In the outside of the mosque, the building is in the shape of a rectangle. It depicts 9 smaller domes on the rest of the building. The front door brings the person in the center of the rectangle, which shows the prayer hall. With the rectangular shape of the building, it also includes the courtyard. Another courtyard is located in the northern side. Its walls that are made out of marble were done from the work of Egyptian craftsmen.

Courtyard 
The courtyard outside of the mosque is also paved with marble.  This courtyard is surrounded by shallow domes, which are decorated with green tiles. 

The courtyard has a shrine from the Fatimid period, which was created by Abu Mansur Qastah Ghulam al-Muzaffar ibn Amir al-Juyush, who was governor of Alexandria, the capital of the Fatimid Caliphate, around 1140. It was created to house his tomb, and now also includes the tombs of other Ottoman officials.
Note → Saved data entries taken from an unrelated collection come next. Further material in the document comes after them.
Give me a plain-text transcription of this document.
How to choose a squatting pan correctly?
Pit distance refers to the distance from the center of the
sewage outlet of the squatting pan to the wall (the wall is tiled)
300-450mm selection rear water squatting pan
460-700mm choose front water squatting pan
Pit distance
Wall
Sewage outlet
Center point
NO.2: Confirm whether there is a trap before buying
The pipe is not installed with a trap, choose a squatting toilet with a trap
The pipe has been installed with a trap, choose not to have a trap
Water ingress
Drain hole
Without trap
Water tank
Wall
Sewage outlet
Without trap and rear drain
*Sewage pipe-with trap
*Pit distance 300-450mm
In addition, this shrine was dedicated to Sidi Sariya, who was a companion of the Prophet Muhammad. Within the shine, there are cenotaphs and turbans crafted in marble. The shrine is covered by a dome that is much larger than the other domes in the courtyard.

On the western side of the courtyard there is a small dome with several tombs containing marble structures. Tombs are covered with different models of headstone that were prevalent at the time.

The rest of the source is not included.